Dear NGSolve Developers;
I am having issues with the direct solver when dealing with problems when ndof ~ 2-10 million. My problem involves an inhomogeneous dirichlet bc and i use the technique given in Sec 1.3 of the documentation, namely:
Code:
u, v = fes.TnT()
a = BilinearForm(fes, symmetric=True)
a += grad(u)*grad(v)*dx
f = LinearForm (fes)
gfu = GridFunction (fes)
gfu.Set (ubar, definedon=BND)
#
with TaskManager():
a.Assemble()
f.Assemble()
res = gfu.vec.CreateVector()
res.data = f.vec - a.mat * gfu.vec
gfu.vec.data += a.mat.Inverse(freedofs=fes.FreeDofs(), inverse="sparsecholesky") * res
The slurm script i use to launch ngsolve:
Code:
#!/bin/bash
#SBATCH --job-name=ngs
#SBATCH -N 4
#SBATCH --ntasks 96
#SBATCH --ntasks-per-node=24
#SBATCH --ntasks-per-core=1
#SBATCH --mem=24gb
#Load ngsolve_mpi module
module load apps/ngsolve_mpi
mpirun ngspy script.py
However the slurm script returns the following message for one of the nodes:
Code:
-------------------------------------------------------
Primary job terminated normally, but 1 process returned
a non-zero exit code.. Per user-direction, the job has been aborted.

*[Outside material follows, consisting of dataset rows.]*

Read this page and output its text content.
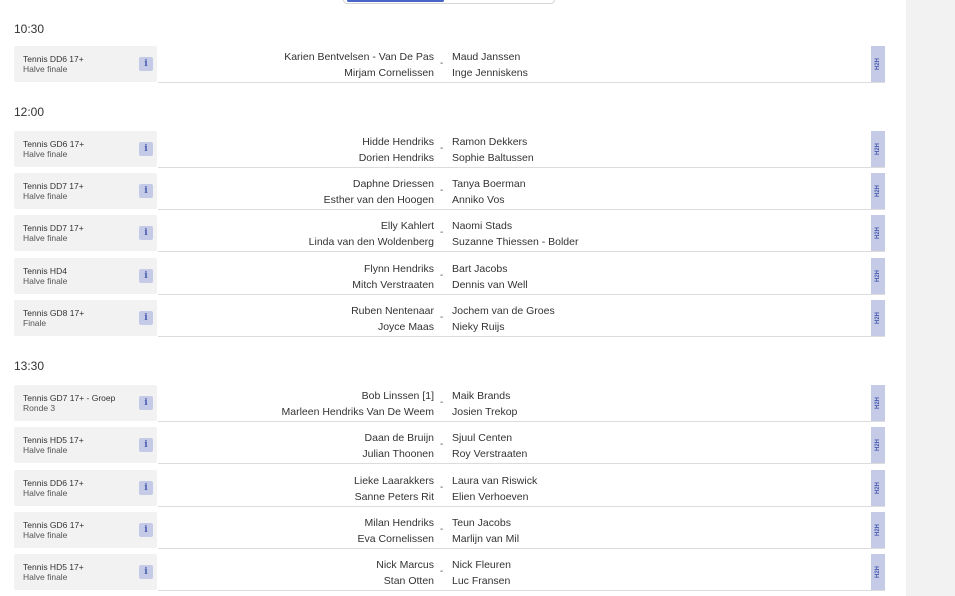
10:30
Tennis DD6 17+
Halve finale	i
Karien Bentvelsen - Van De Pas
Mirjam Cornelissen
-
Maud Janssen
Inge Jenniskens
H2H
12:00
Tennis GD6 17+
Halve finale	i
Hidde Hendriks
Dorien Hendriks
-
Ramon Dekkers
Sophie Baltussen
H2H
Tennis DD7 17+
Halve finale	i
Daphne Driessen
Esther van den Hoogen
-
Tanya Boerman
Anniko Vos
H2H
Tennis DD7 17+
Halve finale	i
Elly Kahlert
Linda van den Woldenberg
-
Naomi Stads
Suzanne Thiessen - Bolder
H2H
Tennis HD4
Halve finale	i
Flynn Hendriks
Mitch Verstraaten
-
Bart Jacobs
Dennis van Well
H2H
Tennis GD8 17+
Finale	i
Ruben Nentenaar
Joyce Maas
-
Jochem van de Groes
Nieky Ruijs
H2H
13:30
Tennis GD7 17+ - Groep
Ronde 3	i
Bob Linssen [1]
Marleen Hendriks Van De Weem
-
Maik Brands
Josien Trekop
H2H
Tennis HD5 17+
Halve finale	i
Daan de Bruijn
Julian Thoonen
-
Sjuul Centen
Roy Verstraaten
H2H
Tennis DD6 17+
Halve finale	i
Lieke Laarakkers
Sanne Peters Rit
-
Laura van Riswick
Elien Verhoeven
H2H
Tennis GD6 17+
Halve finale	i
Milan Hendriks
Eva Cornelissen
-
Teun Jacobs
Marlijn van Mil
H2H
Tennis HD5 17+
Halve finale	i
Nick Marcus
Stan Otten
-
Nick Fleuren
Luc Fransen
H2H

--------------------------------------------------------------------------
A system call failed during shared memory initialization that should
not have. It is likely that your MPI job will now either abort or
experience performance degradation.
Local host: node16
System call: unlink(2) /tmp/openmpi-sessions-1608000011@node16_0/19664/1/2/vader_segment.node16.2
Error: No such file or directory (errno 2)
--------------------------------------------------------------------------
The exact same piece of code of course runs fine when the system is smaller. It's only when i use a refined mesh for the same geometry, i get in to the errors. I have tried refinements both outside (using gmsh and then reading the refined mesh in ngsolve) and inside (i.e. reading a corase mesh and then refining it with ngsolve's refine) but both end up in errors. Could you comment on likely cause of the problem? Thank you in advance for your help.